Les mémoires de la Seconde Guerre mondiale en France

Pour donner quelques grands repères cinématographiques, voici quelques extraits de films importants pour comprendre les circonvolutions des mémoires de la Seconde Guerre mondiale en France, pays vaincu dès 1940 et pays collaborateur au-delà des attentes de l’occupant.

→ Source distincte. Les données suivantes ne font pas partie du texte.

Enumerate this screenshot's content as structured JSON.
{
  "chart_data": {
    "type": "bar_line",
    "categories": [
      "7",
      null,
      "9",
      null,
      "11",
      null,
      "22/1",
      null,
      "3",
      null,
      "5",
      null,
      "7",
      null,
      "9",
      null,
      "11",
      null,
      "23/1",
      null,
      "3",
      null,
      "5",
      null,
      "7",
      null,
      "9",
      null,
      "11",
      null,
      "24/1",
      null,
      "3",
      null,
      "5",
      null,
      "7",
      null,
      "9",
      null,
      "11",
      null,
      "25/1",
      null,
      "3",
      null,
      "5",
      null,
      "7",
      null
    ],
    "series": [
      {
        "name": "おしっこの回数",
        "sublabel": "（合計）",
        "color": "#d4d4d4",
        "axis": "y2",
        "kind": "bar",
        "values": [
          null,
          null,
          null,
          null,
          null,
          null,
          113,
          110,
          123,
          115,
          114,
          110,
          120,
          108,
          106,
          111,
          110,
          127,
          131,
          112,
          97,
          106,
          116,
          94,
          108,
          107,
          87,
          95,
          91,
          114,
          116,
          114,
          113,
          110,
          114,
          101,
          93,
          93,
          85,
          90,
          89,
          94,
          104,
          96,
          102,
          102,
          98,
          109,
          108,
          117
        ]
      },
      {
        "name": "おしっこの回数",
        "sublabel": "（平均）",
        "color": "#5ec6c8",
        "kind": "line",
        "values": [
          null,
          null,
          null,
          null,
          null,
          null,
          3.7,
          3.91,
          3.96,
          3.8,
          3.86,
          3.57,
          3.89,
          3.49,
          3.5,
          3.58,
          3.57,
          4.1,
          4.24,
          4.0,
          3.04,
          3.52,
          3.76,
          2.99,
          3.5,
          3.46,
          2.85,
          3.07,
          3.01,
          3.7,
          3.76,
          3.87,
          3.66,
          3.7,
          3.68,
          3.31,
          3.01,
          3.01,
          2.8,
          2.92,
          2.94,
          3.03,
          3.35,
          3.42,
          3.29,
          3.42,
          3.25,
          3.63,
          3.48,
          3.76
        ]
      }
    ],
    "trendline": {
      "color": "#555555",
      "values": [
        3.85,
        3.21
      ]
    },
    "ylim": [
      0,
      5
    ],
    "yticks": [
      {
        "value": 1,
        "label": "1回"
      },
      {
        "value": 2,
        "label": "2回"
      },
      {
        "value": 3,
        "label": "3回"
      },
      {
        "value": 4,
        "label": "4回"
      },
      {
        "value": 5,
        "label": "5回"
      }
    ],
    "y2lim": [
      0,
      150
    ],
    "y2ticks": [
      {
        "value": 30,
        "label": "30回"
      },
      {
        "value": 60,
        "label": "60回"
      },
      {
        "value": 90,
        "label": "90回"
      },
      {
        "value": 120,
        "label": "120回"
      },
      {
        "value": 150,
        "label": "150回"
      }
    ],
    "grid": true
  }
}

1956 : Alain Resnais propose les premières images des camps de concentration. C’est un documentaire court, une oeuvre de commande du Comité d’histoire de la Seconde Guerre mondiale, créé par l’Etat en 1951 et dirigé par l’historien Henri Michel.

Le mot “juif” n’est prononcé qu’une fois et le documentaire ne distingue pas camp de concentration et camp d’extermination, formant nos premières images des camps dans cette indétermination. Ce film incarne la vision résistancialiste de la Guerre après 1945.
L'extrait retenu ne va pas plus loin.